The second is Wanda A. Sigur, Vice President and General Manager of Civil Space, Lockheed Martin Space Systems Company. A Louisiana native, Ms. Sigur has not only provided overall technical leadership for the GOES-R program but also a good dozen other major civil space projects over the same time period. All sides credit her with playing a critical role in keeping these programs on track under the most difficult circumstances, including Space Shuttle setbacks, the ravages of Hurricane Katrina on Lockheed-Martin’s facilities along the Gulf Coast, and other challenges over the past decade.

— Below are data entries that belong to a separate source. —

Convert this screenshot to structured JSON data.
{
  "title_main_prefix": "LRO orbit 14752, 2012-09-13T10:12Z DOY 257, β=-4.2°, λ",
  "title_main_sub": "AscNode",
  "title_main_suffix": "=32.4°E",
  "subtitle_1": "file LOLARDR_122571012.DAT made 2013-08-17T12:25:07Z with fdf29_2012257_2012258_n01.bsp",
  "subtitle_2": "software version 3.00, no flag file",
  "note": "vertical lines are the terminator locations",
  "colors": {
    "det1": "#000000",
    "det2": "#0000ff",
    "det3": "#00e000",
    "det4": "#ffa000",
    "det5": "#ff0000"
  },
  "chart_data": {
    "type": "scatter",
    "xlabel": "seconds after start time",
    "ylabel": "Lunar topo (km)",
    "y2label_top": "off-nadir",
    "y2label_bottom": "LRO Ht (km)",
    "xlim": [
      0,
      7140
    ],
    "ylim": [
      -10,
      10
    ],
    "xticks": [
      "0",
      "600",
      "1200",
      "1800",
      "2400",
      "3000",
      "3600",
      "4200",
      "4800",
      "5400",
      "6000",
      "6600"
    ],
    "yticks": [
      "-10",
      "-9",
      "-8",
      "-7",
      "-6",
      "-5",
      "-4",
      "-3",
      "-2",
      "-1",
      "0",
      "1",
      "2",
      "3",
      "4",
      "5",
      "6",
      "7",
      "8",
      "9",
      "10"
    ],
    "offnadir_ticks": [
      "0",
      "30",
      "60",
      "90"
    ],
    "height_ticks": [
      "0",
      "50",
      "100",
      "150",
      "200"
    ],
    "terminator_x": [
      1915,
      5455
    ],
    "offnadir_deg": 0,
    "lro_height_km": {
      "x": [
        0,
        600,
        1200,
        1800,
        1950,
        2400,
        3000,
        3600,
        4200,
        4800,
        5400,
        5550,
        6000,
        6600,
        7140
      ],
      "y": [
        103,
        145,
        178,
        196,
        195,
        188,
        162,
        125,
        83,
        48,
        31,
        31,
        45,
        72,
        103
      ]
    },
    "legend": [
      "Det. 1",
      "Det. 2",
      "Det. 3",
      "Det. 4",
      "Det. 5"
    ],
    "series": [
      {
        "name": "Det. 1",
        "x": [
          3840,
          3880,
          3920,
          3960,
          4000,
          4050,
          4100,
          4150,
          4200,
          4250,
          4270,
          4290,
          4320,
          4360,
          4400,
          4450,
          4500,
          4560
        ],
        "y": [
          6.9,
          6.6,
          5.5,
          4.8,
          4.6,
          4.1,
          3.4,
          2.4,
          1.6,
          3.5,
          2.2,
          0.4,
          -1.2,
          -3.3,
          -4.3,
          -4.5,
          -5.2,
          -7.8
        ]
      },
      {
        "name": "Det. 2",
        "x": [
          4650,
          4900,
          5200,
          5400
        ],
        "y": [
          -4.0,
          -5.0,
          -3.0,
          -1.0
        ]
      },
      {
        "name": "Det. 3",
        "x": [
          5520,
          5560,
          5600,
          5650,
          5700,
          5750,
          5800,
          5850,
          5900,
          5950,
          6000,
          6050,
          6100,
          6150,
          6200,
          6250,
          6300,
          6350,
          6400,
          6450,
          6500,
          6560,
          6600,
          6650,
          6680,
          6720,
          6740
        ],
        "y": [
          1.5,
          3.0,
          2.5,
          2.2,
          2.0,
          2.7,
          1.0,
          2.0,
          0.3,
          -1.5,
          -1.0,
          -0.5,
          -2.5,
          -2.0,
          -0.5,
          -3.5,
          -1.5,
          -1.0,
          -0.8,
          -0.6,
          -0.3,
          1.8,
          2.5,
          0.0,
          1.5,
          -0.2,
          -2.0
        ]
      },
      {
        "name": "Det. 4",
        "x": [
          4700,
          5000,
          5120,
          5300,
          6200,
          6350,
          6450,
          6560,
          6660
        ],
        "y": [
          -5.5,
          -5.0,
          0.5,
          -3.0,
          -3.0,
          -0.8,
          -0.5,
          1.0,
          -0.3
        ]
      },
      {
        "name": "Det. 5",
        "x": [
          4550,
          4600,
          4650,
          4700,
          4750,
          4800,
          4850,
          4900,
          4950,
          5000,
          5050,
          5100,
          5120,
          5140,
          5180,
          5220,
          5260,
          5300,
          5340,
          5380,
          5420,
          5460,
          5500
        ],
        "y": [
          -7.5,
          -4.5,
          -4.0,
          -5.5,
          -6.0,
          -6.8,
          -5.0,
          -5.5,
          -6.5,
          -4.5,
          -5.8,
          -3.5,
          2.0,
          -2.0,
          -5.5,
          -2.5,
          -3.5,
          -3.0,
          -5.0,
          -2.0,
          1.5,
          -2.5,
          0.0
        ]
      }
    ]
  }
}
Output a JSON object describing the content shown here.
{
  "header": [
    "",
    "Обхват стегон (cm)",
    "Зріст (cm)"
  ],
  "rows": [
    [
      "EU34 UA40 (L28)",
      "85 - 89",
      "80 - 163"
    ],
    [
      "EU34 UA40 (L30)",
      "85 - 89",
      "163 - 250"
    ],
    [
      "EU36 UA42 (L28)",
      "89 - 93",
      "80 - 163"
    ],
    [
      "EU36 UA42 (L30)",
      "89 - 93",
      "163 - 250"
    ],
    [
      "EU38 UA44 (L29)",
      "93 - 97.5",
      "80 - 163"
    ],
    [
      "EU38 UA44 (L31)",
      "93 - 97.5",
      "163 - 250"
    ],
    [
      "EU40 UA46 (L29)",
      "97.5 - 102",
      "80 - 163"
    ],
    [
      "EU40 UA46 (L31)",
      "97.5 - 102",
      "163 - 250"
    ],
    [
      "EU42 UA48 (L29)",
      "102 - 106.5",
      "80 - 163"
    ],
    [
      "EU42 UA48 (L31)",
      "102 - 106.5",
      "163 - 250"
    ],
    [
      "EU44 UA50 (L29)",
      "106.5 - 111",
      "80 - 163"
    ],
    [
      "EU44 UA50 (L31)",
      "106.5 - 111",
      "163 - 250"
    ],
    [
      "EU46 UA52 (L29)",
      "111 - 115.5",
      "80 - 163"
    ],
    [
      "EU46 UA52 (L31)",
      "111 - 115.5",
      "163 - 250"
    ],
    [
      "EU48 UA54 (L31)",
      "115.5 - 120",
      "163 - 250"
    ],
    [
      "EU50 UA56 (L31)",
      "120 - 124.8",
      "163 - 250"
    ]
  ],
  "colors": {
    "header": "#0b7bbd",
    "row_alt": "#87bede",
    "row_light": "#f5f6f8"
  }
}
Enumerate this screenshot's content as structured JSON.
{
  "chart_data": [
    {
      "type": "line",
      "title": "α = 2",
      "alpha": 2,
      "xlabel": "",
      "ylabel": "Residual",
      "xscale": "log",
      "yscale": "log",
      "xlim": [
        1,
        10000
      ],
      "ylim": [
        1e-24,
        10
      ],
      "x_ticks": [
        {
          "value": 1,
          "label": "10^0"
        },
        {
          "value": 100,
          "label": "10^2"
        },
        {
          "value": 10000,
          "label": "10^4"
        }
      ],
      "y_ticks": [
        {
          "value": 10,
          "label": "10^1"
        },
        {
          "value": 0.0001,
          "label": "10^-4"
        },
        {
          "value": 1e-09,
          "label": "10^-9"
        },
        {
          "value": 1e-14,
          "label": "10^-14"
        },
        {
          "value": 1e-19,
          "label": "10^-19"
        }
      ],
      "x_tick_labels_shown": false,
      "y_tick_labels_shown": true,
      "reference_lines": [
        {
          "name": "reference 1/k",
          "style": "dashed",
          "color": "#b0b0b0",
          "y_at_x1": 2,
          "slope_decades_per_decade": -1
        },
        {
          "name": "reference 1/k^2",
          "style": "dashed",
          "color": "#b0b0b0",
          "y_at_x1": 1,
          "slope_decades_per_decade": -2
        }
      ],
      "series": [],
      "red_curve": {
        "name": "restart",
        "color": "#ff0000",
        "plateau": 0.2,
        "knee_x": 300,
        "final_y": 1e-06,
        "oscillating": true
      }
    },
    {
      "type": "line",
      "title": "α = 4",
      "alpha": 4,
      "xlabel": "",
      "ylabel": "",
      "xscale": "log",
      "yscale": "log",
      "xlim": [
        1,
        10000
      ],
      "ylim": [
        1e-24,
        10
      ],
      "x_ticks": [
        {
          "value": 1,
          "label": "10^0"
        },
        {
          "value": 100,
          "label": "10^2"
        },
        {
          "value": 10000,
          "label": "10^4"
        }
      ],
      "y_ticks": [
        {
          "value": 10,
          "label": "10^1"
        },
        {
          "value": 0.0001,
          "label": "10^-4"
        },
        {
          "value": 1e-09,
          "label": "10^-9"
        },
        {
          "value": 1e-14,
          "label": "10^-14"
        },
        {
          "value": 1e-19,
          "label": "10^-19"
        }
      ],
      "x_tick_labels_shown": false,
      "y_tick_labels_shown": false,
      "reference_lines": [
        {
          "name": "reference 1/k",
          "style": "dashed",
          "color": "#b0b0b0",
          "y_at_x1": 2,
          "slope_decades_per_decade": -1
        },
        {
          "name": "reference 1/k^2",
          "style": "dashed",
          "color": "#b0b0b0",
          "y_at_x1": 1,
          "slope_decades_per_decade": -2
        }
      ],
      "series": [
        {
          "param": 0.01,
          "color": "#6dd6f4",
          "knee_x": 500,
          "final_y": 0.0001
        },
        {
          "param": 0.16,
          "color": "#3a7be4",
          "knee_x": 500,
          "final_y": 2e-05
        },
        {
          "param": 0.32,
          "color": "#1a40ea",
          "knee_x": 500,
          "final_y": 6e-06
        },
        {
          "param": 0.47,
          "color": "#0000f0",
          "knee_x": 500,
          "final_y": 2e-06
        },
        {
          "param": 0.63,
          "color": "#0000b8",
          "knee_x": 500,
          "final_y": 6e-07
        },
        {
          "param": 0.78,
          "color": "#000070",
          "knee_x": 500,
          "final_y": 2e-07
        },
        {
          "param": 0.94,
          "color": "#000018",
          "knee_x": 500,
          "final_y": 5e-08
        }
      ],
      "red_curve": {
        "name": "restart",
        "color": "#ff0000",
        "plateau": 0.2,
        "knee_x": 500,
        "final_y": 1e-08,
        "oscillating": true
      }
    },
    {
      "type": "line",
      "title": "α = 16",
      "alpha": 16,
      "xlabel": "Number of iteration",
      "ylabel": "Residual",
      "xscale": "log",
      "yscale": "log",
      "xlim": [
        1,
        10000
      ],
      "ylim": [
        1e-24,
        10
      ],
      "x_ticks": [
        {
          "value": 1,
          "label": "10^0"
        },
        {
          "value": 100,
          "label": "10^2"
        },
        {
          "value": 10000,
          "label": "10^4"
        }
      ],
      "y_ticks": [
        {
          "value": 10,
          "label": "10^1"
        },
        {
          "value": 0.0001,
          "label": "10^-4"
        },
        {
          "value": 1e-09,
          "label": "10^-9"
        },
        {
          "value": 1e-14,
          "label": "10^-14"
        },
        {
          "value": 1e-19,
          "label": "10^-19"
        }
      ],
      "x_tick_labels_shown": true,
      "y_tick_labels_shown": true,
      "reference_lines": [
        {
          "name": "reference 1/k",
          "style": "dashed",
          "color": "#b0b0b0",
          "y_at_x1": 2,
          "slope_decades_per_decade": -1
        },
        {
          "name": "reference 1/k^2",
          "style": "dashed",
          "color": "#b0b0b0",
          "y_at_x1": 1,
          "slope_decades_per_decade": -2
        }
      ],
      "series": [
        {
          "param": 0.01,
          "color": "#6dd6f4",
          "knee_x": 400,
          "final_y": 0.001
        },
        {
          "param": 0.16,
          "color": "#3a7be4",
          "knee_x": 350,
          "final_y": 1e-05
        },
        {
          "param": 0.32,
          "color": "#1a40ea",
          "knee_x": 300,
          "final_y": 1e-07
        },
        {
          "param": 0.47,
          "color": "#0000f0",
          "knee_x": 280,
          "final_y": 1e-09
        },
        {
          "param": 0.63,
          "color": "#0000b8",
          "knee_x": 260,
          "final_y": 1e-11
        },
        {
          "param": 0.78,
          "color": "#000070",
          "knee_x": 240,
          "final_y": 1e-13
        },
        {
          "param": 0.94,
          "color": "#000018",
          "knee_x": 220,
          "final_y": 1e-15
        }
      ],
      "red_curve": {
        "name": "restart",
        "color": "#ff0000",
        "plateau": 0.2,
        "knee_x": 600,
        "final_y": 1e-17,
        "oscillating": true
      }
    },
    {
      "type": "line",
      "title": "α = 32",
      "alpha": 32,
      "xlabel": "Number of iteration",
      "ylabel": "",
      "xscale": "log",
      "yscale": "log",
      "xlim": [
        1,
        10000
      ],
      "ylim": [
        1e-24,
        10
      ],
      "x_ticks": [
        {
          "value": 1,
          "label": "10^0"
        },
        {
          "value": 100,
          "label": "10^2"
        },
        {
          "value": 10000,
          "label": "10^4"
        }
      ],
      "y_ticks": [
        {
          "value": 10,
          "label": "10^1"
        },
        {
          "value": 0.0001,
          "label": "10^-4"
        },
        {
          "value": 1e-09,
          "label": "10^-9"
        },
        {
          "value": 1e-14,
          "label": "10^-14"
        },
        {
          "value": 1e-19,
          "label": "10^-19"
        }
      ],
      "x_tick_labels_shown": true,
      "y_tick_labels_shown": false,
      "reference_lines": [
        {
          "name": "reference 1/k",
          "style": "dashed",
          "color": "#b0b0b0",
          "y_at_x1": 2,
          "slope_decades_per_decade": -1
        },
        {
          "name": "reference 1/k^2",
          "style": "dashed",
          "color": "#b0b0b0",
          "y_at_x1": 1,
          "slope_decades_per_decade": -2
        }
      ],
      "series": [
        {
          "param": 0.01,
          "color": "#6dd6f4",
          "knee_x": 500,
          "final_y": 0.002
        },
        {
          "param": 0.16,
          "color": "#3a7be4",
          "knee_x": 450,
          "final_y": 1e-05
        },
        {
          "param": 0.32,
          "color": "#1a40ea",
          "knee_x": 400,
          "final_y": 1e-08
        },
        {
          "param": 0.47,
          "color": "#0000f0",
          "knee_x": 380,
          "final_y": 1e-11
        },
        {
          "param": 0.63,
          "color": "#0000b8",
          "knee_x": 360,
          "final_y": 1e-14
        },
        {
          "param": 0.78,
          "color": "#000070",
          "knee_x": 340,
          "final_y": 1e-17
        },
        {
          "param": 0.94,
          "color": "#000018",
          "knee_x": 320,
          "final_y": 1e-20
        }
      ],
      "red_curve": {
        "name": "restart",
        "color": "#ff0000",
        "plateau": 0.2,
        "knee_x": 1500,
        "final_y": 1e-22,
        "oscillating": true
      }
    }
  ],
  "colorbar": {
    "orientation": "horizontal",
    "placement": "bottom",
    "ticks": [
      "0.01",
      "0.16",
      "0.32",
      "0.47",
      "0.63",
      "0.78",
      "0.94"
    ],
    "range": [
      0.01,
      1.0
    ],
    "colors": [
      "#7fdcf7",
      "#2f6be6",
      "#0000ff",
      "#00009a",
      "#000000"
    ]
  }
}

Two major national achievements. Each reflecting the efforts of thousands of people, working together, over decades of public-private partnership, to realize the vision and desires of hundreds of millions of Americans. The United States at its best – its most high-minded, and creative. Reason for hope in the Nation, as opposed to Self.
A closing note: Andrew Delbanco hinted that hope in Nation might be a poor substitute for hope in God. Not everyone agrees, but if you’ve a mind to explore that further, you might consider a Timothy Keller podcast sermon series dating back to 2009. Well worth your while; impossible to listen without growing more hopeful… and better understanding the real-world basis for it.